The recommended way to handle this is to concatenate your values using a pre-processor within CluedIn so that you are not running this calculation at query time, but rather at indexing time.
To do this, create a pre-processor and have your logic to take entities and combine properties together into a new value. For example if you were wanting to see if the organization.name, organization.website and organization.employeeSize was the same then you would create a new Vocabulary called combined.organization.keys and you would concatenate the values together of the 3 keys into one.
You then can use the code above and instead of using organization.name as your field, you can use your new combined.organization.keys.
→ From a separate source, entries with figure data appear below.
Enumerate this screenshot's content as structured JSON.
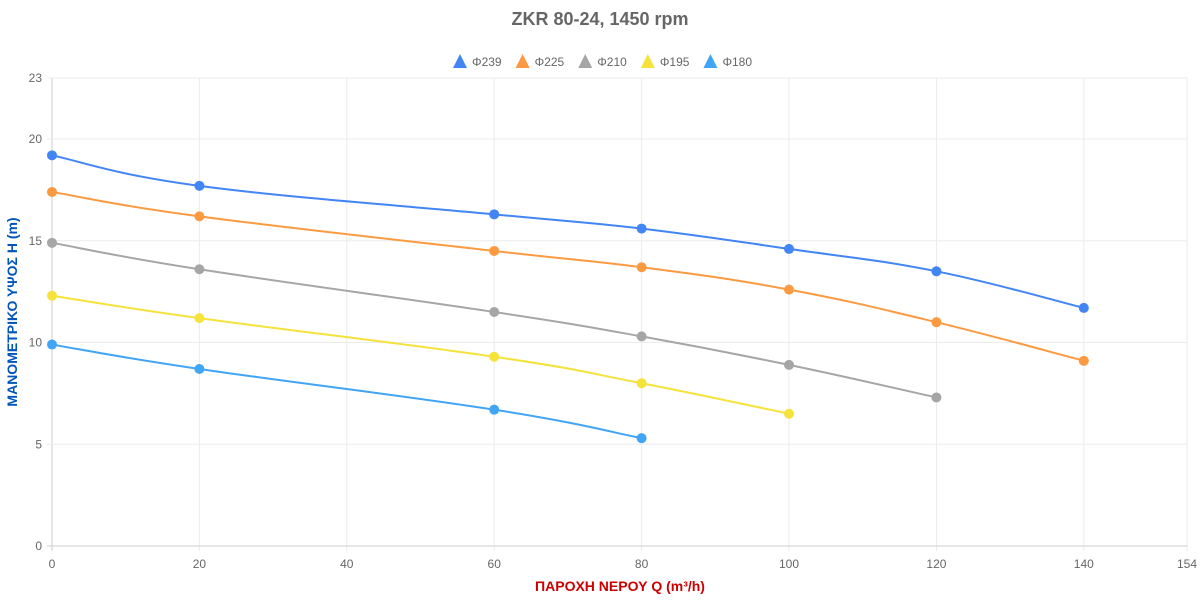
{
  "chart_data": {
    "type": "line",
    "title": "ZKR 80-24, 1450 rpm",
    "xlabel": "ΠΑΡΟΧΗ ΝΕΡΟΥ Q (m³/h)",
    "ylabel": "ΜΑΝΟΜΕΤΡΙΚΟ ΥΨΟΣ Η (m)",
    "xlim": [
      0,
      154
    ],
    "ylim": [
      0,
      23
    ],
    "xticks": [
      0,
      20,
      40,
      60,
      80,
      100,
      120,
      140,
      154
    ],
    "yticks": [
      0,
      5,
      10,
      15,
      20,
      23
    ],
    "grid": true,
    "legend_position": "top",
    "title_color": "#666666",
    "xlabel_color": "#cc0000",
    "ylabel_color": "#0055bb",
    "series": [
      {
        "name": "Φ239",
        "color": "#4285f4",
        "x": [
          0,
          20,
          60,
          80,
          100,
          120,
          140
        ],
        "y": [
          19.2,
          17.7,
          16.3,
          15.6,
          14.6,
          13.5,
          11.7
        ]
      },
      {
        "name": "Φ225",
        "color": "#fb9a40",
        "x": [
          0,
          20,
          60,
          80,
          100,
          120,
          140
        ],
        "y": [
          17.4,
          16.2,
          14.5,
          13.7,
          12.6,
          11.0,
          9.1
        ]
      },
      {
        "name": "Φ210",
        "color": "#a6a6a6",
        "x": [
          0,
          20,
          60,
          80,
          100,
          120
        ],
        "y": [
          14.9,
          13.6,
          11.5,
          10.3,
          8.9,
          7.3
        ]
      },
      {
        "name": "Φ195",
        "color": "#f5e23a",
        "x": [
          0,
          20,
          60,
          80,
          100
        ],
        "y": [
          12.3,
          11.2,
          9.3,
          8.0,
          6.5
        ]
      },
      {
        "name": "Φ180",
        "color": "#41a5f5",
        "x": [
          0,
          20,
          60,
          80
        ],
        "y": [
          9.9,
          8.7,
          6.7,
          5.3
        ]
      }
    ]
  }
}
You will most likely also want to support the case where this data changes and that this field also gets changed in that process. For this, implement a post-processor with the same logic. This will take care of the situations where you Clean data in CluedIn Clean and if one of those 3 values is update, you would also want to update the combined key as well.